‘We Can Change Things, It’s Time’: With Days to Go, Lula Could Clinch a First-Round Win in Brazil

Article @ Novara Media, published 30 September 2022

Nine days before this weekend’s election, Brazilian leftist firebrand Luiz Inácio Lula da Silva posted a picture of himself on social media. Smiling from ear to ear, both his hands stretched out to the camera, the former president reminded voters that the final countdown is on.
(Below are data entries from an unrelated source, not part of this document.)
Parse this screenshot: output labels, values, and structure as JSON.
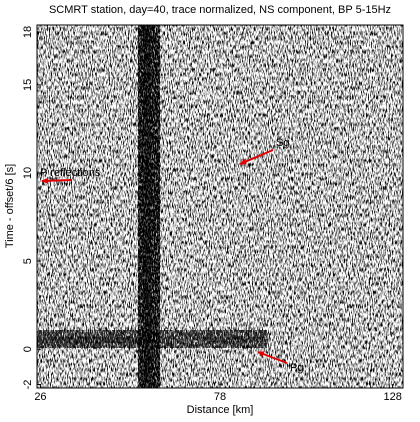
{
  "chart_data": {
    "type": "record-section",
    "title": "SCMRT station, day=40, trace normalized, NS component, BP 5-15Hz",
    "x_label": "Distance [km]",
    "y_label": "Time - offset/6 [s]",
    "xlim": [
      25,
      131
    ],
    "ylim": [
      -2.2,
      18.4
    ],
    "xticks": [
      26,
      78,
      128
    ],
    "yticks": [
      -2,
      0,
      5,
      10,
      15,
      18
    ],
    "annotations": [
      "Sg",
      "P reflections",
      "Pg"
    ],
    "annotation_color": "#e00000"
  }
}
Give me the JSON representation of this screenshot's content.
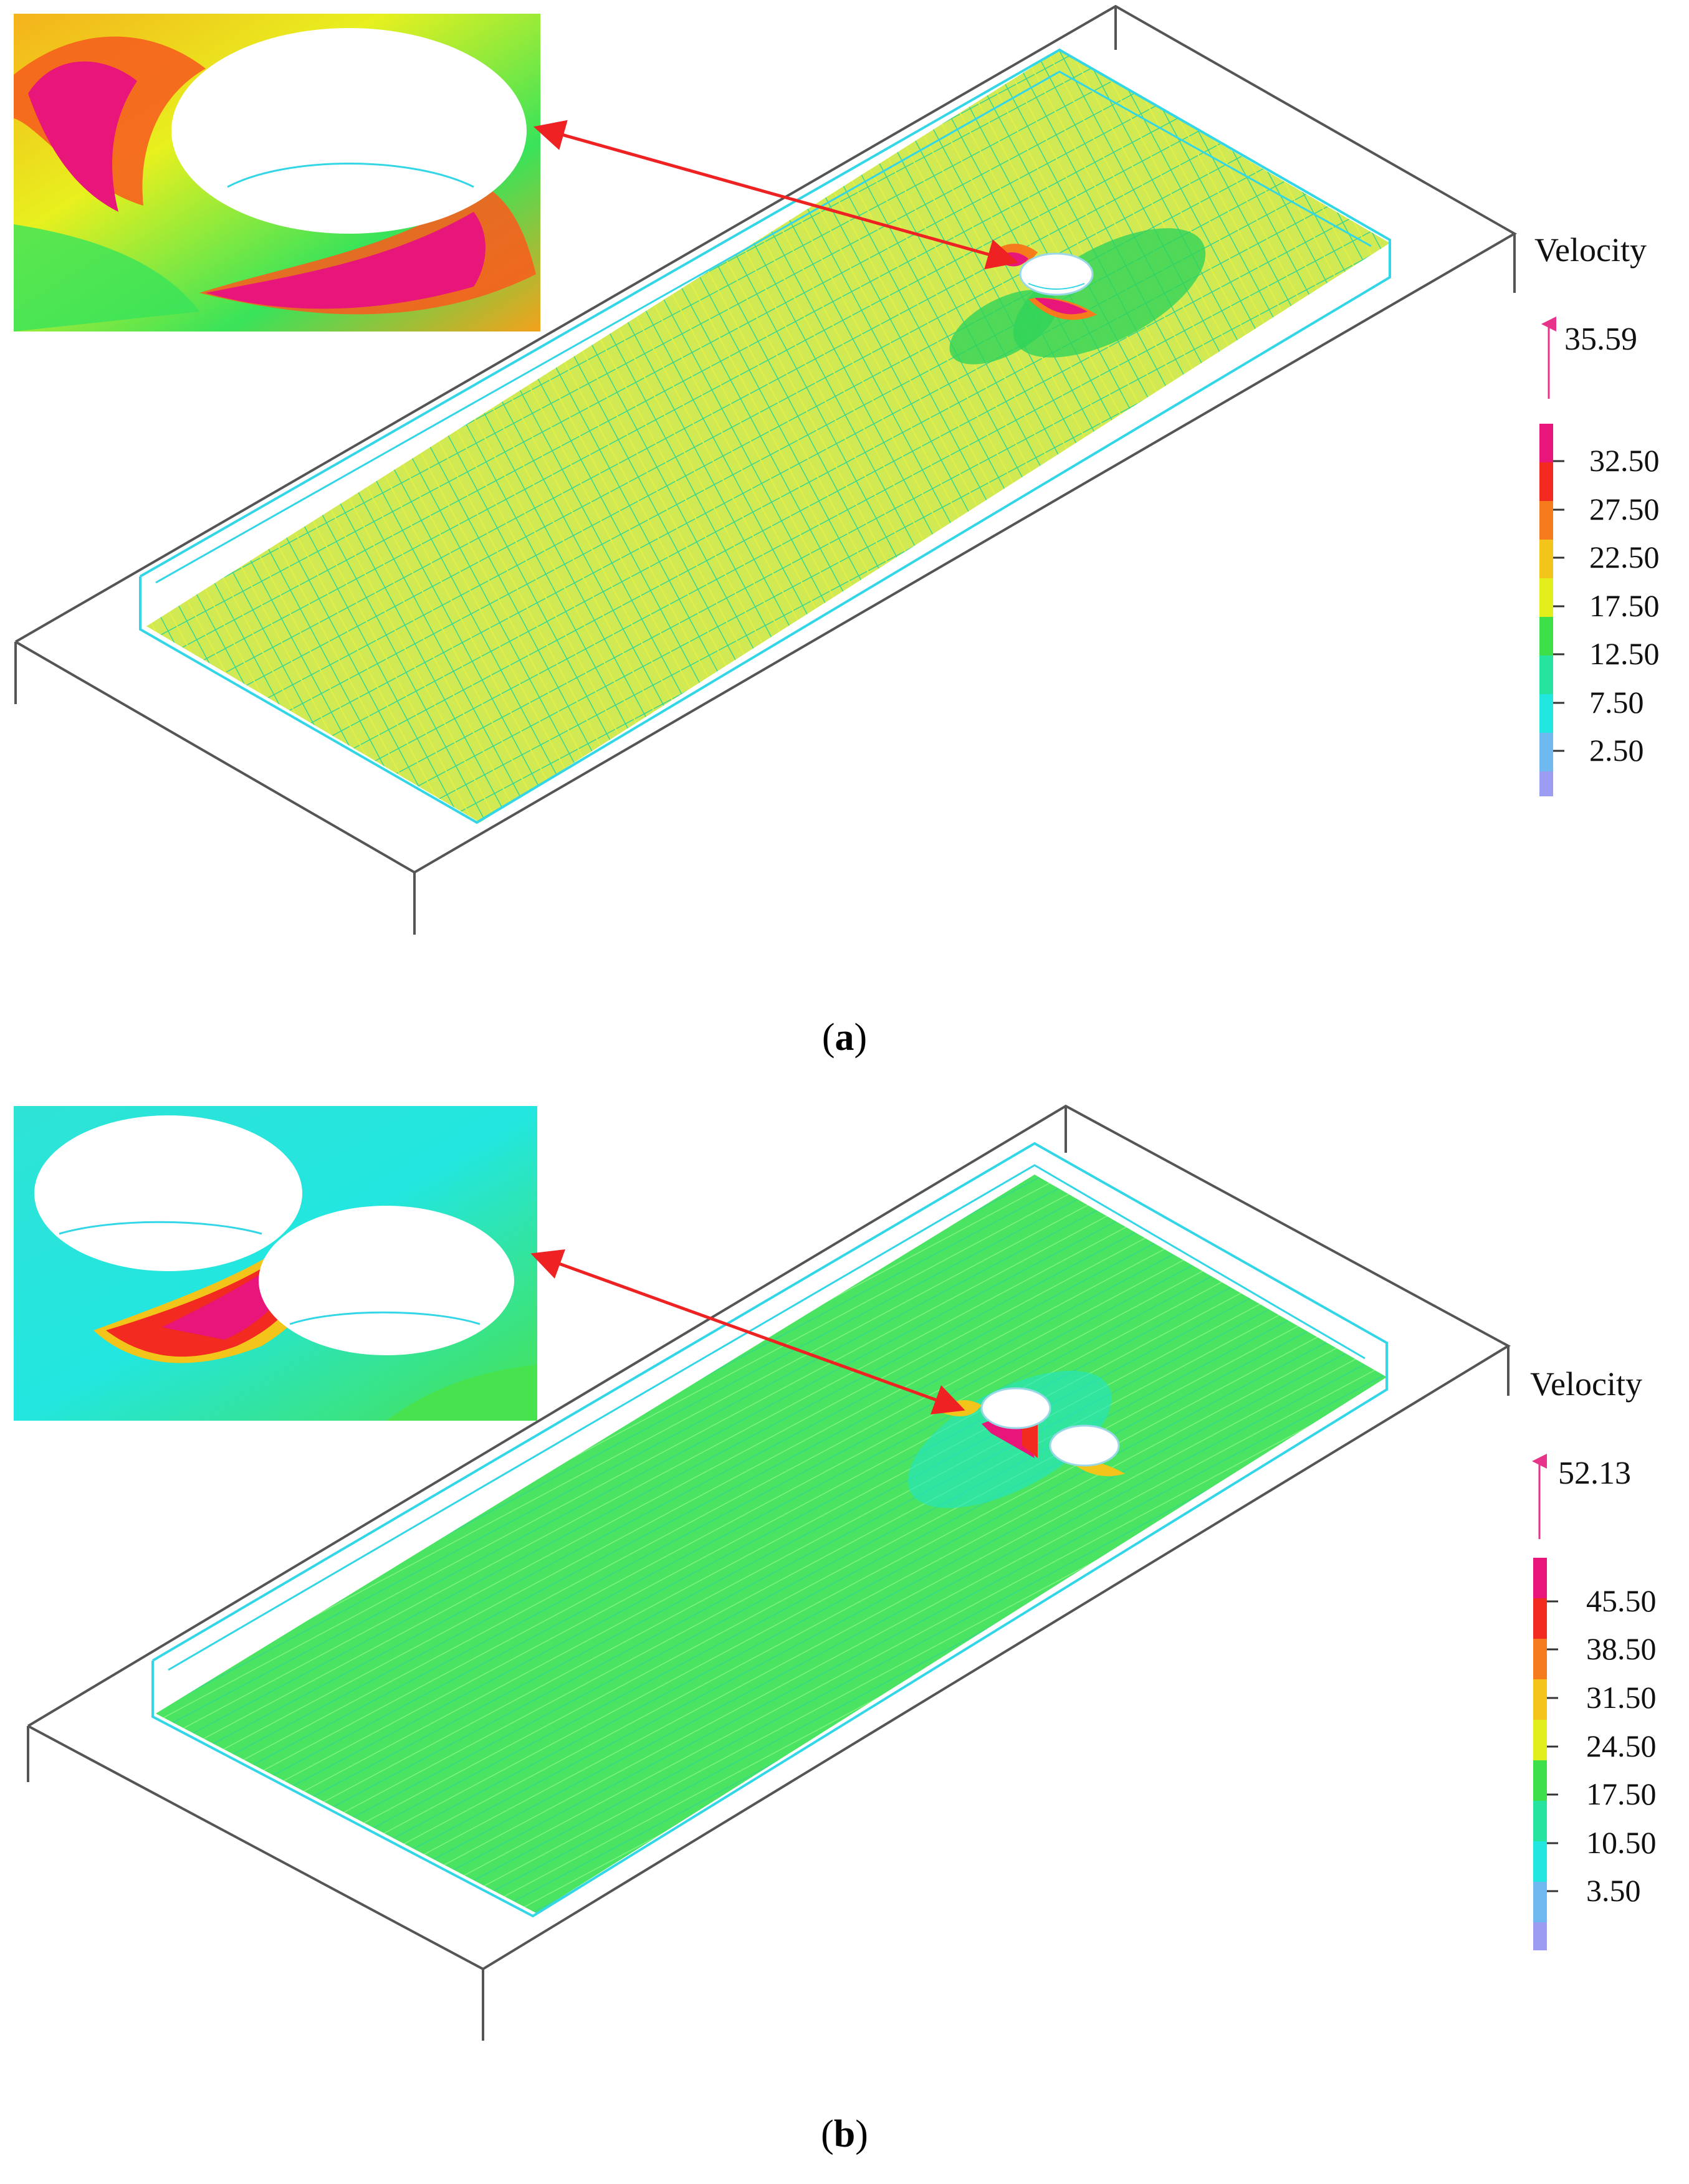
{
  "figure": {
    "panels": [
      {
        "id": "a",
        "caption_open": "(",
        "caption_letter": "a",
        "caption_close": ")",
        "legend": {
          "title": "Velocity",
          "max_value": "35.59",
          "ticks": [
            "32.50",
            "27.50",
            "22.50",
            "17.50",
            "12.50",
            "7.50",
            "2.50"
          ]
        },
        "holes": 1
      },
      {
        "id": "b",
        "caption_open": "(",
        "caption_letter": "b",
        "caption_close": ")",
        "legend": {
          "title": "Velocity",
          "max_value": "52.13",
          "ticks": [
            "45.50",
            "38.50",
            "31.50",
            "24.50",
            "17.50",
            "10.50",
            "3.50"
          ]
        },
        "holes": 2
      }
    ],
    "colors": {
      "frame": "#555555",
      "mesh_outline": "#33d6e6",
      "arrow": "#ee2222",
      "vector_arrow": "#e8338a",
      "colorbar": [
        "#e8157a",
        "#f22a20",
        "#f57b1c",
        "#f3c419",
        "#e3ef1c",
        "#3ee04a",
        "#27e3a0",
        "#22e6e0",
        "#6fb8f0",
        "#9c9cf3"
      ]
    }
  }
}
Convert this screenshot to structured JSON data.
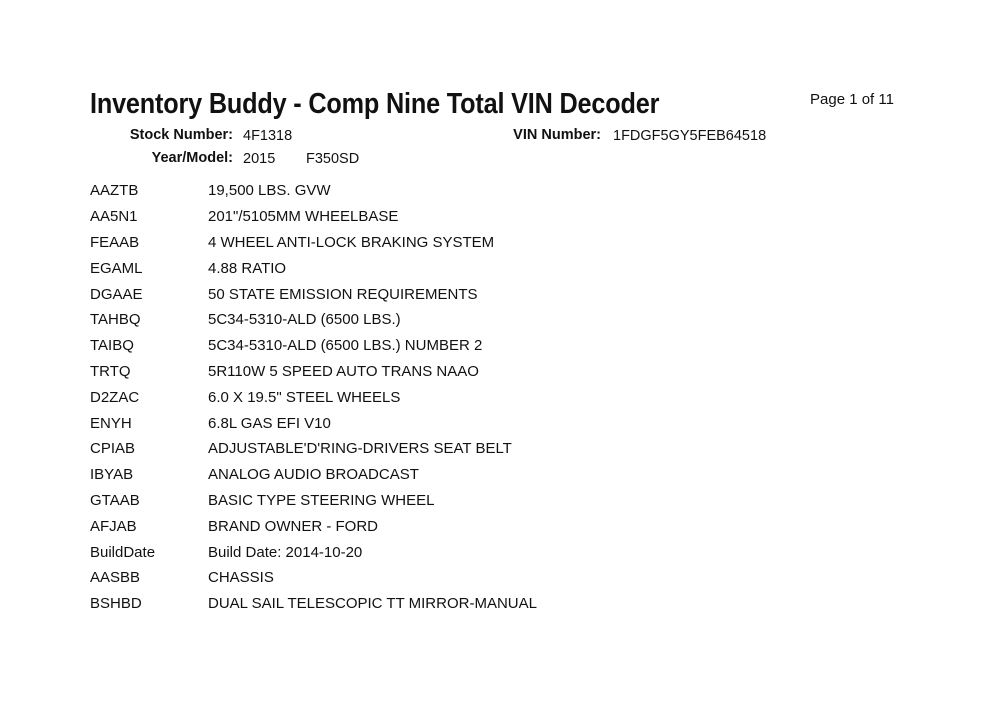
{
  "header": {
    "title": "Inventory Buddy - Comp Nine Total VIN Decoder",
    "page": "Page 1 of 11",
    "stock_label": "Stock Number:",
    "stock_value": "4F1318",
    "vin_label": "VIN Number:",
    "vin_value": "1FDGF5GY5FEB64518",
    "year_model_label": "Year/Model:",
    "year": "2015",
    "model": "F350SD"
  },
  "rows": [
    {
      "code": "AAZTB",
      "desc": "19,500 LBS. GVW"
    },
    {
      "code": "AA5N1",
      "desc": "201\"/5105MM WHEELBASE"
    },
    {
      "code": "FEAAB",
      "desc": "4 WHEEL ANTI-LOCK BRAKING SYSTEM"
    },
    {
      "code": "EGAML",
      "desc": "4.88 RATIO"
    },
    {
      "code": "DGAAE",
      "desc": "50 STATE EMISSION REQUIREMENTS"
    },
    {
      "code": "TAHBQ",
      "desc": "5C34-5310-ALD (6500 LBS.)"
    },
    {
      "code": "TAIBQ",
      "desc": "5C34-5310-ALD (6500 LBS.) NUMBER 2"
    },
    {
      "code": "TRTQ",
      "desc": "5R110W 5 SPEED AUTO TRANS NAAO"
    },
    {
      "code": "D2ZAC",
      "desc": "6.0 X 19.5\" STEEL WHEELS"
    },
    {
      "code": "ENYH",
      "desc": "6.8L GAS EFI V10"
    },
    {
      "code": "CPIAB",
      "desc": "ADJUSTABLE'D'RING-DRIVERS SEAT BELT"
    },
    {
      "code": "IBYAB",
      "desc": "ANALOG AUDIO BROADCAST"
    },
    {
      "code": "GTAAB",
      "desc": "BASIC TYPE STEERING WHEEL"
    },
    {
      "code": "AFJAB",
      "desc": "BRAND OWNER - FORD"
    },
    {
      "code": "BuildDate",
      "desc": "Build Date: 2014-10-20"
    },
    {
      "code": "AASBB",
      "desc": "CHASSIS"
    },
    {
      "code": "BSHBD",
      "desc": "DUAL SAIL TELESCOPIC TT MIRROR-MANUAL"
    }
  ]
}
It’s a meme-worthy image, with the joke lying in the fact that Lula, a former metalworker, has a missing finger following a work accident aged 19. “Nine days to go,” he wrote on Twitter.

It’s a funny joke, but it is also exemplary of what Lula means to the Brazilian voter – to the ones who love him and the ones who don’t. He is the offspring of the country’s harshest poverty, a man who was imprisoned by the dictatorship for leading a series of mass strikes, and the first and only working-class person to ever reach the presidency. This is perhaps the most important because Brazil is, and has always been, a profoundly divided nation, especially on gender, race and class lines. In this respect, Lula’s election in 2003 and his candidacy in 2022 are much alike: they serve as examples of democracy, the great leveller, in action.

On Sunday, 2 October, half of the Brazilian population will take to the polls. That’s an extraordinary 156,454,011 people who must, by law, cast their ballot. They have a choice of 11 candidates, ranging from a Christian democrat, a rightwing libertarian and a histrionic centre-right leader; to two Trotskyist parties, a Marxist-Leninist option, and Ciro Gomes, Brazil’s favourite social democratic Candide. Ultimately, however, only two men matter: Lula and Jair Messias Bolsonaro, the incumbent.